Charlie Wilson’s War (2007)
It’s been a while since my last review, not finding the time or the right film to talk about, so I’m hoping to return with the final film by the late director Mike Nichols which I have been eyeing up for sometime. Nudged more so by his death late last year. I did catch Working Girl (1988) seeing more than just a comedy, but something with a bite, almost as sharp as Billy Wilder if I dare make such a comparison, not so heavy on the cynicism yet still not afraid to say what they wanted to.
Charlie Wilson’s War (2007) was not really worth the build-up I was giving it, only slightly though, coming away with more a “look what happened next” feeling after Texan congressman Charlie Wilson (Tom Hanks) arranges for weapons to be given to Afghanistan to defend themselves against the obvious Soviet threat. Set during the tail end of the Cold War it felt more like the 1960’s visually, the colour and lighting was cranked up, even with all the 80’s hairdo’s it felt to soft to be only the late 1980’s. That’s only my first criticism, the combination of stock news footage and new footage can be jarring at times as we fly through the mountains of Afghanistan. The polished helicopters look too superficial, not war torn to really have been there. Like a computer game before all the dirt was added to the vehicles.
On the acting front I was waiting for Philip Seymour Hoffman the CIA agent Gust Avrakotos who has been waiting for a bigger challenge.

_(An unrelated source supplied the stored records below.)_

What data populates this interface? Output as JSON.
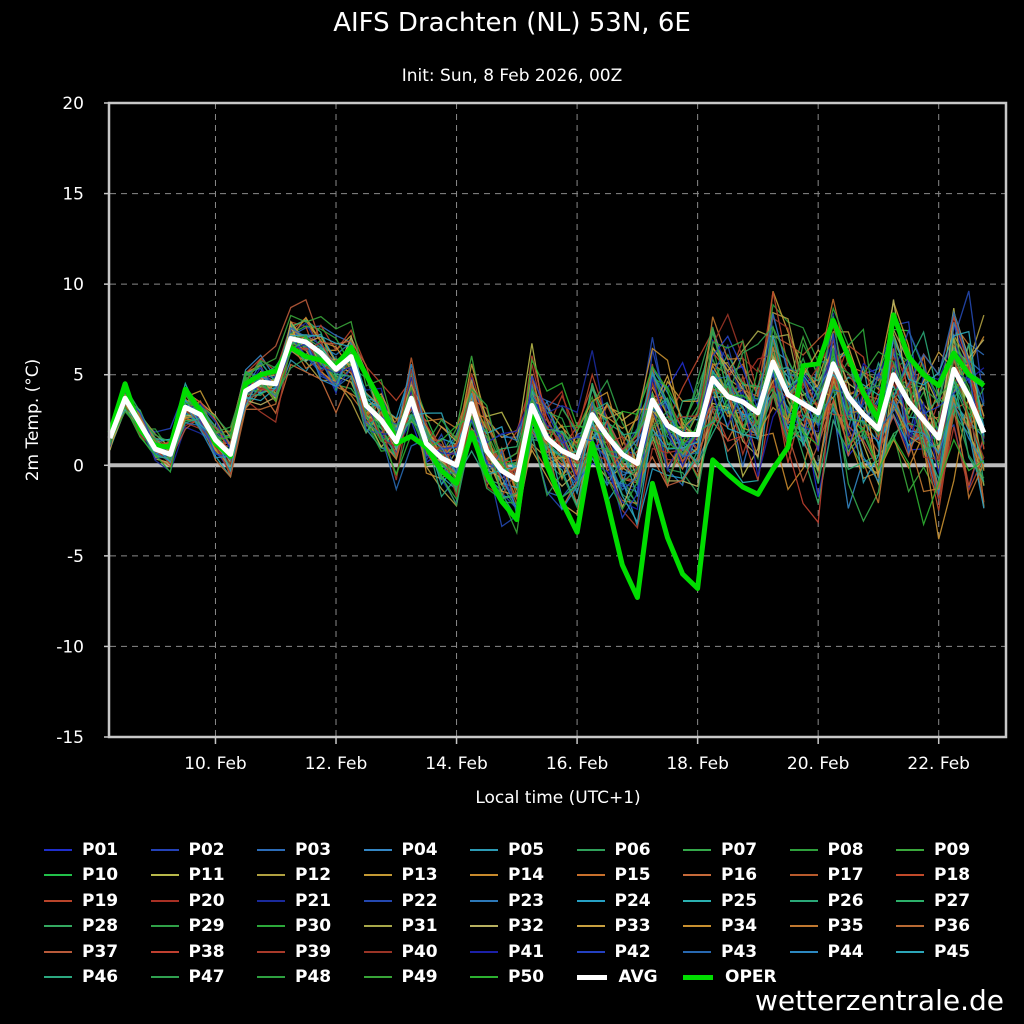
{
  "title": "AIFS Drachten (NL) 53N, 6E",
  "subtitle": "Init: Sun, 8 Feb 2026, 00Z",
  "credit": "wetterzentrale.de",
  "chart_data": {
    "type": "line",
    "xlabel": "Local time (UTC+1)",
    "ylabel": "2m Temp. (°C)",
    "ylim": [
      -15,
      20
    ],
    "yticks": [
      20,
      15,
      10,
      5,
      0,
      -5,
      -10,
      -15
    ],
    "xlim": [
      8.25,
      23.1
    ],
    "xticks": [
      {
        "day": 10,
        "label": "10. Feb"
      },
      {
        "day": 12,
        "label": "12. Feb"
      },
      {
        "day": 14,
        "label": "14. Feb"
      },
      {
        "day": 16,
        "label": "16. Feb"
      },
      {
        "day": 18,
        "label": "18. Feb"
      },
      {
        "day": 20,
        "label": "20. Feb"
      },
      {
        "day": 22,
        "label": "22. Feb"
      }
    ],
    "grid": true,
    "legend_placement": "bottom",
    "zero_line_color": "#bbbbbb",
    "x_start_day": 8.25,
    "x_step_days": 0.25,
    "avg": {
      "name": "AVG",
      "color": "#ffffff",
      "values": [
        1.5,
        3.7,
        2.3,
        0.9,
        0.6,
        3.2,
        2.8,
        1.4,
        0.6,
        4.1,
        4.6,
        4.5,
        7.0,
        6.8,
        6.2,
        5.3,
        6.0,
        3.3,
        2.5,
        1.3,
        3.7,
        1.2,
        0.4,
        0.0,
        3.4,
        0.8,
        -0.3,
        -0.8,
        3.3,
        1.5,
        0.8,
        0.4,
        2.8,
        1.6,
        0.6,
        0.1,
        3.6,
        2.2,
        1.7,
        1.7,
        4.8,
        3.8,
        3.5,
        2.9,
        5.7,
        3.9,
        3.4,
        2.9,
        5.6,
        3.8,
        2.8,
        2.0,
        5.0,
        3.5,
        2.5,
        1.5,
        5.3,
        3.8,
        1.8
      ]
    },
    "oper": {
      "name": "OPER",
      "color": "#00dd00",
      "values": [
        1.8,
        4.5,
        2.0,
        1.1,
        1.0,
        4.2,
        3.0,
        1.2,
        0.5,
        4.5,
        5.0,
        5.2,
        6.5,
        6.0,
        5.8,
        5.5,
        6.5,
        5.0,
        3.5,
        1.2,
        1.6,
        1.0,
        -0.3,
        -1.0,
        1.8,
        -0.5,
        -2.0,
        -3.0,
        3.0,
        0.0,
        -2.0,
        -3.7,
        1.2,
        -2.0,
        -5.5,
        -7.3,
        -1.0,
        -4.0,
        -6.0,
        -6.8,
        0.3,
        -0.5,
        -1.2,
        -1.6,
        -0.2,
        1.0,
        5.5,
        5.6,
        8.0,
        6.0,
        4.0,
        2.5,
        8.3,
        6.0,
        5.0,
        4.4,
        6.2,
        5.0,
        4.4
      ]
    },
    "ensemble": {
      "count": 50,
      "name_prefix": "P",
      "spread_min": -11,
      "spread_max": 14.6
    },
    "legend": [
      {
        "label": "P01",
        "color": "#1f2ecc"
      },
      {
        "label": "P02",
        "color": "#2442b8"
      },
      {
        "label": "P03",
        "color": "#2c6cb8"
      },
      {
        "label": "P04",
        "color": "#3486c4"
      },
      {
        "label": "P05",
        "color": "#2c9ab4"
      },
      {
        "label": "P06",
        "color": "#2fa05a"
      },
      {
        "label": "P07",
        "color": "#34a84a"
      },
      {
        "label": "P08",
        "color": "#2e9f3c"
      },
      {
        "label": "P09",
        "color": "#3aa83c"
      },
      {
        "label": "P10",
        "color": "#22c04a"
      },
      {
        "label": "P11",
        "color": "#b8b84a"
      },
      {
        "label": "P12",
        "color": "#b0a040"
      },
      {
        "label": "P13",
        "color": "#c49a34"
      },
      {
        "label": "P14",
        "color": "#c88a2c"
      },
      {
        "label": "P15",
        "color": "#c8702c"
      },
      {
        "label": "P16",
        "color": "#c66a3a"
      },
      {
        "label": "P17",
        "color": "#b85a2c"
      },
      {
        "label": "P18",
        "color": "#c24a2a"
      },
      {
        "label": "P19",
        "color": "#b8442a"
      },
      {
        "label": "P20",
        "color": "#a83024"
      },
      {
        "label": "P21",
        "color": "#1a2a9c"
      },
      {
        "label": "P22",
        "color": "#2448b0"
      },
      {
        "label": "P23",
        "color": "#2c78b8"
      },
      {
        "label": "P24",
        "color": "#26a0c4"
      },
      {
        "label": "P25",
        "color": "#2ab0b0"
      },
      {
        "label": "P26",
        "color": "#2aa878"
      },
      {
        "label": "P27",
        "color": "#2cb06a"
      },
      {
        "label": "P28",
        "color": "#34a860"
      },
      {
        "label": "P29",
        "color": "#30a048"
      },
      {
        "label": "P30",
        "color": "#2ca83a"
      },
      {
        "label": "P31",
        "color": "#a8a84a"
      },
      {
        "label": "P32",
        "color": "#b8b060"
      },
      {
        "label": "P33",
        "color": "#c8a040"
      },
      {
        "label": "P34",
        "color": "#c89030"
      },
      {
        "label": "P35",
        "color": "#c07830"
      },
      {
        "label": "P36",
        "color": "#b86a34"
      },
      {
        "label": "P37",
        "color": "#b85a3a"
      },
      {
        "label": "P38",
        "color": "#c04030"
      },
      {
        "label": "P39",
        "color": "#a83a2a"
      },
      {
        "label": "P40",
        "color": "#9a3426"
      },
      {
        "label": "P41",
        "color": "#1c20a8"
      },
      {
        "label": "P42",
        "color": "#2440c0"
      },
      {
        "label": "P43",
        "color": "#2868b0"
      },
      {
        "label": "P44",
        "color": "#2c88c0"
      },
      {
        "label": "P45",
        "color": "#2ca6b8"
      },
      {
        "label": "P46",
        "color": "#2ca880"
      },
      {
        "label": "P47",
        "color": "#30a050"
      },
      {
        "label": "P48",
        "color": "#2ea040"
      },
      {
        "label": "P49",
        "color": "#38a438"
      },
      {
        "label": "P50",
        "color": "#2cb030"
      },
      {
        "label": "AVG",
        "color": "#ffffff",
        "thick": true
      },
      {
        "label": "OPER",
        "color": "#00dd00",
        "thick": true
      }
    ]
  }
}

Whilst upstairs in the White House money and weapons are changing hands thanks to the influence of two Texans, one congressman and the sixth wealthiest woman in Texas Joanne Herring (Julia Roberts) who influence those who have the real power to make things happens. On the surface you can see this as America rising to the challenge to help a nation in need. Whilst always in the background you have the Cold War and the seeds of Al Qaeda being sewn at the same time. It could be a heavy film, the Cold War has never been a comfortable conflict to sit through for a film, too much cynicism and implied fear, nothing really substantial. So much potentially at stake politically, yet in the hands of Nichols you don’t really feel it, with so much else going on, it takes the edge off until Gus brings us back to reality.
Hanks plays the usual good guy here with ease, whilst Roberts is really the one having fun here, if only she had more screen time. The film feels too short for what is going on. Once the weapons are delivered it’s a swift montage of news clips of that 1987-88. Why didn’t we see anything of Reagan? If only for the presidential presence of this underhanded chivalry, America once again to the rescue, with its feet tip-toeing on the ground, something you don’t see in many film. I guess that was part of Nichols magic bringing the reality back to the American dream, you can have it all but remember the reality of the situation. You can get carried away if you let yourself.
The timing of the release film is also key, America at war with two countries, the War on Terror in full swing, never really looking back to the root causes of these terrorist organisations get their weapons. You don’t have to go back to far before you go “oh yeah maybe we/you shouldn’t have done that” A critical part of modern history, aiding a future enemy fight a present one. Of course theres more to it than that. Charlie Wilson’s War makes the audience think about how this war all started, not with 9/11, that may never have happened if 1987 had not happened. Still we can’t live in blame culture, we have to accept what has happened and deal with the present. It’s a cautionary tale that puts a lump in your throat. Maybe I can forgive my earlier negatives with my recent conclusion.